Joining Veals at the workouts is fellow Brookhaven High graduate Shuntez “Ed” Smith, a wide receiver who played at Southwest Mississippi Community College and the University of Monticello-Arkansas. Jefferson County High School has two graduates in the program — Christian Brown, who played linebacker at Copiah-Lincoln Community College and Alcorn, and Nicolas Brown, an Alcorn defensive back. Kavonte Younger, from Bolton, played wide receiver at Clinton High School and Holmes Community College. Tyrone Jacobs is a Louisiana native who played offensive lineman at the University of Arkansas at Monticello.
The only established athlete at the KDMC workouts is Jeremy Faulk, a defensive lineman for the NFL’s Cleveland Browns from Palatka, Florida. He originally signed with the New York Jets before being released at roster cuts, and the Browns grabbed him up in early January.
But even a contract-holder like Faulk has something to prove.

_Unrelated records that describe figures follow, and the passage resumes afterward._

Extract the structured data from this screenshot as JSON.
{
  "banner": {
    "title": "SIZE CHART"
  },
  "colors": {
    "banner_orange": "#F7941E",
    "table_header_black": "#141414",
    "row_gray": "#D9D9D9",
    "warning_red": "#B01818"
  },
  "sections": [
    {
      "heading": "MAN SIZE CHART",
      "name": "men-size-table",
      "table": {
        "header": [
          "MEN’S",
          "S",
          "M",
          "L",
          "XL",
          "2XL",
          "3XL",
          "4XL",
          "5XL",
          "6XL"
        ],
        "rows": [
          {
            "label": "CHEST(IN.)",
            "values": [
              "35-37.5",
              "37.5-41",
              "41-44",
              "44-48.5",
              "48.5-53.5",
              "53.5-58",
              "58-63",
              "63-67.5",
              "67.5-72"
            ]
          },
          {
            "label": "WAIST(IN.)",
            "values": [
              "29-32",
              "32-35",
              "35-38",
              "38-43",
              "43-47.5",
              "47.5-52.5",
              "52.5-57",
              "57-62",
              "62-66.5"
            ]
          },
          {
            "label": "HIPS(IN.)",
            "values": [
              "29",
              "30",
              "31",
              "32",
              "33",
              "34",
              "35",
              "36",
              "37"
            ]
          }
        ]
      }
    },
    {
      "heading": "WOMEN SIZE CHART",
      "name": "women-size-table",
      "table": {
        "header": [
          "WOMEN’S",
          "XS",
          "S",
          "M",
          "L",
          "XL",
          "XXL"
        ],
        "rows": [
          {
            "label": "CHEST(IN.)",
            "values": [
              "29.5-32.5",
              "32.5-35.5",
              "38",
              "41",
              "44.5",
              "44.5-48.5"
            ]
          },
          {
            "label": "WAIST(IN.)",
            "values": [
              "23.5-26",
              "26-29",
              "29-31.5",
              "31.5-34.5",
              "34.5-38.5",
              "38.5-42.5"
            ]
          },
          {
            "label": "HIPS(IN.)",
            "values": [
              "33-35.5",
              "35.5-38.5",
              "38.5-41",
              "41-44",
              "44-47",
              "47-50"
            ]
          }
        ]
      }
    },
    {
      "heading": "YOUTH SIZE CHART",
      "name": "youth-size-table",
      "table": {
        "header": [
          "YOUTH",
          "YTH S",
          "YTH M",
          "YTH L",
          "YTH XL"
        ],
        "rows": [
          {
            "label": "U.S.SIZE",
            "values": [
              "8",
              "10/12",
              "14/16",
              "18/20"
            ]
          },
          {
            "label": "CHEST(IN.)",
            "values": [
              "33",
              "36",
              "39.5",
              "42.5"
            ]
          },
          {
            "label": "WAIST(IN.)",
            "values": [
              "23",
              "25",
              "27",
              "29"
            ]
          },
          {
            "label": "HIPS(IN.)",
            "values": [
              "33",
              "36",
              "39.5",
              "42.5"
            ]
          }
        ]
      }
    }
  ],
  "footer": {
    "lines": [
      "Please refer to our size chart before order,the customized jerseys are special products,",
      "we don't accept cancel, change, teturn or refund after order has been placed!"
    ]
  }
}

He played at Garden City Community College in Kansas before transferring to Baylor University in 2016. He arrived in the middle of the sexual abuse scandal that undid Baylor’s football team — coach Art Briles was fired in May of 2016, and the school ousted Faulk immediately after. He never played a down of football for the Bears.
Whether his dismissal was due to undisclosed hijinks at a previous school — Florida Atlantic — or a Title IX accusation at Baylor, not even the university could say. In a weird, protracted battle over his eligibility to attend the school, he was dismissed, then a panel restored his scholarship, then he was reenrolled but barred from playing football. He left to return to Garden City, and the Title IX investigation was dropped, but Baylor officials threatened to reopen it in the future.
Later, Baylor fired the chairman of the panel that restored Faulk’s scholarship. She sued the university, claiming her dismissal was retaliation for returning Faulk.
In the end, the National Junior College Athletic Association’s defensive player of the year for 2015 attended a pro day in Pittsburg and got into the league as an undrafted free agent, his name in the mud with no proven guilt, or innocence. He’s training at KDMC to make sure nothing slows him down in the fight for his football life.
“For me, it’s a blessing to have this opportunity, to be a part of a team,” Faulk said. “I’m just trying to make my name. You gotta compete for everything you do with this job. Here today, gone tomorrow. I’m going to give it all I got.”
Faulk said the Browns are attempting to reestablish the program, and he wants to be a part of the process. He said his favorite football player is Dwight Freeney, a defensive end for the Detroit Lions who won a Super Bowl with Indianapolis.
“I’m trying to take some of his efforts and put it into my game,” Faulk said.